Avons-nous des informations certaines et des preuves d’une quelconque expertise de cette société dans le monde, en Afrique dans les domaines agro industriels ? Pas en tout cas dans les dossiers fournis à la représentation nationale. En nous amenant à adopter une telle convention, seul le gouvernement engage sa propre responsabilité devant l’assemblée nationale et le Peuple de Guinée tout entier. SALGUIDIA a été une société agro-industrielle importante du pays et a contribué à l’essor économique et à la fierté nationale. Tous ceux qui ont vécu ces moments en sont témoins. Elle n’a pas été toujours décadente du tout et c’est le lieu de reconnaître le haut niveau de la politique agricole et d’industrialisation de la première République dont SALGUIDIA en était un des fleurons.

Monsieur le président,

Honorables Députés,

Nous sommes tous contraints de reconnaître la vérité historique pour permettre de bâtir une nation forte et objective, maitre de son destin. Nous sommes profondément écœurés de lire de la part de nos cadres du ministère de l’industrie dans leur exposé des motifs ce qui suit : depuis sa création, il y a 44 ans, la SALGUIDIA n’a pas pu connaître le développement et la croissance escomptés, malgré les efforts financiers de ces actionnaires. Il fut des temps en Guinée et dans la sous-région, pendant lesquels les petites boîtes de jus et de tranches d’ananas de SALGUIDIA se retrouvent partout. L’usine a fait la fierté du pays à l’instar de plusieurs autres comme l’imprimerie Patrice Lumumba dont les célèbres cahiers et autres matériels didactiques se vendaient partout en Guinée et dans la sous région ouest africaine. SALGUIDIA a été victime, comme des dizaines d’autres unités industrielles, d’une mauvaise privatisation sinon d’un démantèlement pure et simple. Nous insistons dessus car nous sommes des témoins oculaires. Monsieur le Président, Honorables Députés, En guise d’illustration, en février mars 1980, la Banque mondiale terminait un rapport sur les industries en Guinée, commandé par les partenaires bilatéraux et les institutions de Breton Woods dans lequel on notait l’existence de plus de 180

entreprises publiques qui étaient administrées par six sociétés sectorielles.

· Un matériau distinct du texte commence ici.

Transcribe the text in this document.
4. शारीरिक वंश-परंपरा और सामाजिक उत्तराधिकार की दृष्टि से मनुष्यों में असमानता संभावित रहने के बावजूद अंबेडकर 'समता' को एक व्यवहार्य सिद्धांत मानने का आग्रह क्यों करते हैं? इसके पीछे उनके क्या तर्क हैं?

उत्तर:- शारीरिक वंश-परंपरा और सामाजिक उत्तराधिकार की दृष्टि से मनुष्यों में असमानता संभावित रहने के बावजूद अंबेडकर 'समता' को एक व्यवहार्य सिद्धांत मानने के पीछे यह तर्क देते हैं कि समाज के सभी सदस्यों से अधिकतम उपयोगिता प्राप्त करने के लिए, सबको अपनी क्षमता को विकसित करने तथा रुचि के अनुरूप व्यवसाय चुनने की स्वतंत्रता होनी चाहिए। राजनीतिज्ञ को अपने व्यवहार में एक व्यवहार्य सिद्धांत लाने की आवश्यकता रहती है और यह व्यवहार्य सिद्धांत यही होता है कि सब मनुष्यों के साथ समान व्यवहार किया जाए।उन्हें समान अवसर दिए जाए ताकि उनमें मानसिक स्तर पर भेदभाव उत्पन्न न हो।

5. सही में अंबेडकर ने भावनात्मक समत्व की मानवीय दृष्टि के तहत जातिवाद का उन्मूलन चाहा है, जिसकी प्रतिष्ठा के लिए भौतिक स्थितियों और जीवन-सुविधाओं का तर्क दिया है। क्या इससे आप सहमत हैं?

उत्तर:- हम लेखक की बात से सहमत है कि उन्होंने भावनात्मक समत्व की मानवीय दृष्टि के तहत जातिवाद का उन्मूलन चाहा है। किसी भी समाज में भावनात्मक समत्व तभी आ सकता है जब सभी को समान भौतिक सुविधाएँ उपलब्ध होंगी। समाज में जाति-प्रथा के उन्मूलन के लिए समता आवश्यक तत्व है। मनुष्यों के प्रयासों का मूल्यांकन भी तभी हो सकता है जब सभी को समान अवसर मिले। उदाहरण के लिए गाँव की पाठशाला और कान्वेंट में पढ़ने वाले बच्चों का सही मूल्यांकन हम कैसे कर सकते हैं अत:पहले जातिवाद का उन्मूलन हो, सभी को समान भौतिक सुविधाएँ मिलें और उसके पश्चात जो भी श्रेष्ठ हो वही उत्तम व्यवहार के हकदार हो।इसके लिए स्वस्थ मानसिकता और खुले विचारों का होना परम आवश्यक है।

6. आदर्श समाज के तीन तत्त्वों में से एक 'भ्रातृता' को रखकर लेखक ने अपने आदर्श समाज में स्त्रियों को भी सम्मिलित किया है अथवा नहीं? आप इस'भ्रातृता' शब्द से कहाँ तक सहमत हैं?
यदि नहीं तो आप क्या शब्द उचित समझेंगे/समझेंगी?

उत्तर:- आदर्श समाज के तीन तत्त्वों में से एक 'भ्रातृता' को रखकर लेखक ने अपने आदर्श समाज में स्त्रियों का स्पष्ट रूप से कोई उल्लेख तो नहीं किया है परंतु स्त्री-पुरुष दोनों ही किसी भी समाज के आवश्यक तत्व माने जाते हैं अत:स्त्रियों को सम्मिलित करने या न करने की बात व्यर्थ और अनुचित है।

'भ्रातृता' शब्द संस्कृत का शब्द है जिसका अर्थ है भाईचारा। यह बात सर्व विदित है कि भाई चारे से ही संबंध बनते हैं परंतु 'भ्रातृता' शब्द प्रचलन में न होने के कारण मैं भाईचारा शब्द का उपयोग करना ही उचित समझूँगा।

Elles assuraient environ 75% des emplois du secteur moderne. La Guinée exportait 25 mille tonnes d’ananas dans les années 70 avant l’arrêt de l’usine SALGUIDIA et avait permis au pays de s’identifier sur le marché international ; en conséquence, la vérité historique ne permet pas de dire que cette unité industrielle n’a pas donné satisfaction depuis 44 ans de sa création. Aussi, un rapport d’experts produit en juin 2019, livre des informations crédibles et dignes de foi selon lesquelles l’unité était dotée de machines toutes neuves qui ont été installées à 95% avant l’arrêt des travaux entre 2013 et 2014 par la survenance de Ebola.

Monsieur le Président,

Honorables Députés,

Pour notre Groupe parlementaire, L’État doit sortir définitivement des ambitions minimalistes car, à lui seul ou en collaboration avec des nationaux il doit pouvoir financer un tel montant. Dix millions de dollars soit cent milliards deux cent millions de francs guinéens. Surtout qu’à Maferinya on ne part pas de néant, il y a de l’existant physique, une expertise agricole avérée, des milliers de familles qui opèrent dans cette filière de père en fils et de mère en fille depuis plus de cinquante ans. Ces terres sont exploitées depuis des décennies avec les mêmes cultures sans qu’aucune étude biochimique des composants minéraux soit réalisée notamment en ce qui concerne trois principaux que sont l’azote, le phosphore et le potassium (NPK). En réalité, Monsieur le Président, on spécule sur des terres pauvres, appauvries et lessivées d’où la qualité de moins en moins de nos fruits et légumes notamment dans la

zone de ce qui était mondialement appelé et reconnu comme le triangle bananier, nous devons traiter ces terres sinon nos espaces agricoles ne seront que l’ombre d’eux-mêmes. Au retour de la Convention à l’Assemblée Nationale, notre Groupe apprécie le volet intitulé plan de soutien à la filière ananas dans ses composantes principes, contrats avec les propriétaires des terrains et la procédure d’achat et encourage les cadres du Ministère à tenir bon et fermement ce programme.

Monsieur le Président,

Aucun guinéen ne s’opposera à un programme de développement agricole mais il est indispensable qu’il repose sur du concret, techniquement et scientifiquement étudié, planifié et mis en œuvre suivant les normes à travers lesquelles ils ont réussi ailleurs dans le monde. C’est notre passé et nos comportements durant des décennies dans ce domaine, monsieur le Président, qui sont déplorables. Souvenons-nous des jus et tranches d’ananas de SALGUIDIA, les matériels didactiques de l’imprimerie Patrice Lumumba, les boîtes de concentrés de courge douce de Mamou qui faisaient partie des aliments des cantines d’universités et garnisons militaires du pays mais aussi sur les marchés des pays voisins, le sucre roux très prisé de l’usine SUCOBA dont la production avait largement couvert les besoins intérieurs et se retrouvait partout en Afrique, l’usine de crevettes de Koba dont la première clientèle était la Communauté économique européenne, l’usine de thé vert de Macenta, de quinine et l’huilerie de Dabola qui avait l’envergure de placer la Guinée au peloton de tête de la production arachidière en Afrique de l’ouest. Monsieur le Président, elles ont toutes disparues en nous ramenant au statut d’importateur même du jus de fruits qui nous arrive du Pakistan ou de l’Inde.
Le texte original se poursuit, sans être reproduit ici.